North Korea is the weakest power of all. But on the Fourth of July 2006 its dictator gamely got in the spirit and held a fireworks display. Impressive stuff: the rockets’ red glare, the bombs bursting in air—though, as sometimes happens with your highest-price firecracker, it was
over sooner than expected. Kim Jong-il has No Dong. Please, no giggling. It’s not a side effect of that counterfeit Viagra that North Korea manufactures (seriously). No Dong is the name of his missile system. “Dong” is Korean for “dong,” and “no” is Korean for “big swinging,” and that’s how Kim Jong-il sees himself on the freelance nuke scene. Anyway, on the Glorious Fourth, he decided to test the latest version of his No Dong. That’s a “test” in the sense that I test my new shotgun by firing it through your kitchen window and seeing if it penetrates to the living room.

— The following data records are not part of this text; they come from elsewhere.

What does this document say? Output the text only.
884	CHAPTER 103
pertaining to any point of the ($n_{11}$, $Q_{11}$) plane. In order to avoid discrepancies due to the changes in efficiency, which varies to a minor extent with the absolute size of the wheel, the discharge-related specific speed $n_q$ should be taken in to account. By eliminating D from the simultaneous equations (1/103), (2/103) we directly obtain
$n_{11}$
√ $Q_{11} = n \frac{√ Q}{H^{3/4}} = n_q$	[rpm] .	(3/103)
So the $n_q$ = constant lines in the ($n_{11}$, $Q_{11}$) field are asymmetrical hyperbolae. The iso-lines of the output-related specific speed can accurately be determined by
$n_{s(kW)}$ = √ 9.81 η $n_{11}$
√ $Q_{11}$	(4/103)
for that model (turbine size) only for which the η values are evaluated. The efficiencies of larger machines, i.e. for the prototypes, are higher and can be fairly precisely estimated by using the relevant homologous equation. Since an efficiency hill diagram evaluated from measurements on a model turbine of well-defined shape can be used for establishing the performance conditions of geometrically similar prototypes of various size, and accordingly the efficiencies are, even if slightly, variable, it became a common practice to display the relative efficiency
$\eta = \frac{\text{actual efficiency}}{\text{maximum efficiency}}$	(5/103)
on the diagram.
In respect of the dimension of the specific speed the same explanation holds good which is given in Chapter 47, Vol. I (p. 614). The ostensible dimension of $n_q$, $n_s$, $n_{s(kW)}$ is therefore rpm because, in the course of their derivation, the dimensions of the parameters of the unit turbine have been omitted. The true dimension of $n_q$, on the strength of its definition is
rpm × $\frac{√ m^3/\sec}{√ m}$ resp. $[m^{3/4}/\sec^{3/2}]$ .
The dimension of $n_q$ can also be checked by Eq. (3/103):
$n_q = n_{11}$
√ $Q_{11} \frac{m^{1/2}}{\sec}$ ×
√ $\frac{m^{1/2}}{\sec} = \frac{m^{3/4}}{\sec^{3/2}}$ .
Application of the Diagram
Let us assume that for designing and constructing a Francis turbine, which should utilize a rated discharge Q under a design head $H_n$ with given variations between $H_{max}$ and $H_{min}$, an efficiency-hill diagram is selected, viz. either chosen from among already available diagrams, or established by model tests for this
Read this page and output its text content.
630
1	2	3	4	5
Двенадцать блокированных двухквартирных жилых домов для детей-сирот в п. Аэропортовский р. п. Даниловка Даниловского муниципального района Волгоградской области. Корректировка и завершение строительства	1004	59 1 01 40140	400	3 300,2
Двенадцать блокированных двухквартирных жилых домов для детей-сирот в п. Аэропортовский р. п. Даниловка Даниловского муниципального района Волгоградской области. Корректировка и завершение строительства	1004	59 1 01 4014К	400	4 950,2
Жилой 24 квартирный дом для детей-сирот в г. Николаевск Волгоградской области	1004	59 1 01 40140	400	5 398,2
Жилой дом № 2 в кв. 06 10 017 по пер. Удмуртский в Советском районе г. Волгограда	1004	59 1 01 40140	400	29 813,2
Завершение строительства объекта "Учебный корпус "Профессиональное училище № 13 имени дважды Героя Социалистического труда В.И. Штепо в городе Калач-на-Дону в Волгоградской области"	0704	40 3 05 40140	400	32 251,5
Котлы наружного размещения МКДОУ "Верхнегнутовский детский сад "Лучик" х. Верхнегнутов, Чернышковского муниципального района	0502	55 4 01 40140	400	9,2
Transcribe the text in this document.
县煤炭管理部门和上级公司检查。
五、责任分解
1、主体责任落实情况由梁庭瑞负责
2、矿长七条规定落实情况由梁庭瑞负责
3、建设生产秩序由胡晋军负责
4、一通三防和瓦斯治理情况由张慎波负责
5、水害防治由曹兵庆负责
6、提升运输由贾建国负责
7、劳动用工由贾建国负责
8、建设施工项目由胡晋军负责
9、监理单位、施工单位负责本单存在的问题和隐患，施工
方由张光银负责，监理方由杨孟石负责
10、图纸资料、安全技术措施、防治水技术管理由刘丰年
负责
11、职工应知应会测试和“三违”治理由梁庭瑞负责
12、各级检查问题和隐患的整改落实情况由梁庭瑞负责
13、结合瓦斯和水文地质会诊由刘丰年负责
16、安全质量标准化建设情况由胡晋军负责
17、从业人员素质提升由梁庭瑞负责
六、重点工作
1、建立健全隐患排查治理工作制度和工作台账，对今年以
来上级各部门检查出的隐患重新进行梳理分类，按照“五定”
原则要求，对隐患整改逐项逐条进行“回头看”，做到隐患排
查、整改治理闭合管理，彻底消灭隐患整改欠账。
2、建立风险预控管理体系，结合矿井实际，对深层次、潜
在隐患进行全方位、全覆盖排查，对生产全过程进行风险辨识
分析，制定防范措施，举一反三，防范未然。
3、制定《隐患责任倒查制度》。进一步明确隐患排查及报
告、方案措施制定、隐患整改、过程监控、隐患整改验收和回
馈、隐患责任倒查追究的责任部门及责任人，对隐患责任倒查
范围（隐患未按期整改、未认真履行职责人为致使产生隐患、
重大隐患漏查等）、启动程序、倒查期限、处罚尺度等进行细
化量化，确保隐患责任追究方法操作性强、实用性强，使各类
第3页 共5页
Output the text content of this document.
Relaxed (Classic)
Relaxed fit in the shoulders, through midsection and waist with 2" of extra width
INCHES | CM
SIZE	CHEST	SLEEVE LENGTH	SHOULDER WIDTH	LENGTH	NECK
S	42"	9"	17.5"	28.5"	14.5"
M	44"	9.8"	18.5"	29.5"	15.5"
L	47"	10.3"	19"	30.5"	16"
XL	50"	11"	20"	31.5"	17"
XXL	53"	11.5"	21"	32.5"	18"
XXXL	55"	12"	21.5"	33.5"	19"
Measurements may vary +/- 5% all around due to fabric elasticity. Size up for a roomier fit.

Kim’s Dong went up and came straight down again forty seconds later. From the trajectory, experts calculated that it was headed to Hawaii. Instead, it fell in the Sea of Japan.
And everyone had a big laugh. What a loser, what a bozo. Mister Nukes R Us talks the talk but he can’t nuke the nuke. Ha ha, what a joke.
But no, that’s the point. That’s why he’s dangerous. He’s not the United States, not the Soviet Union, not India, he’s not even France. He’s an incompetent but he’s got nuclear weapons. In 2006, he aimed for Hawaii and just about cleared his perimeter fence. Next time, he might aim for Hawaii and hit San Diego. Or Oakland. Or Calgary, or Presque-Isle, Maine. Or Beijing, Addis Ababa, Salzburg, or Dublin. He’s a self-taught nuclear madman and he hasn’t quite gotten the hang of it. If you’re on the New Jersey Turnpike and there’s a confused ninety-three-year-old granny behind the wheel of a Toyota Corolla, that’s mostly a problem for her. If she’s in an eighteen-wheeler and coming across the median, that’s a problem for you. North Korea has millions of starving people; it has one of the lowest GDPs per capita on the planet, lower than Ghana, lower than Zimbabwe, lower than Mongolia.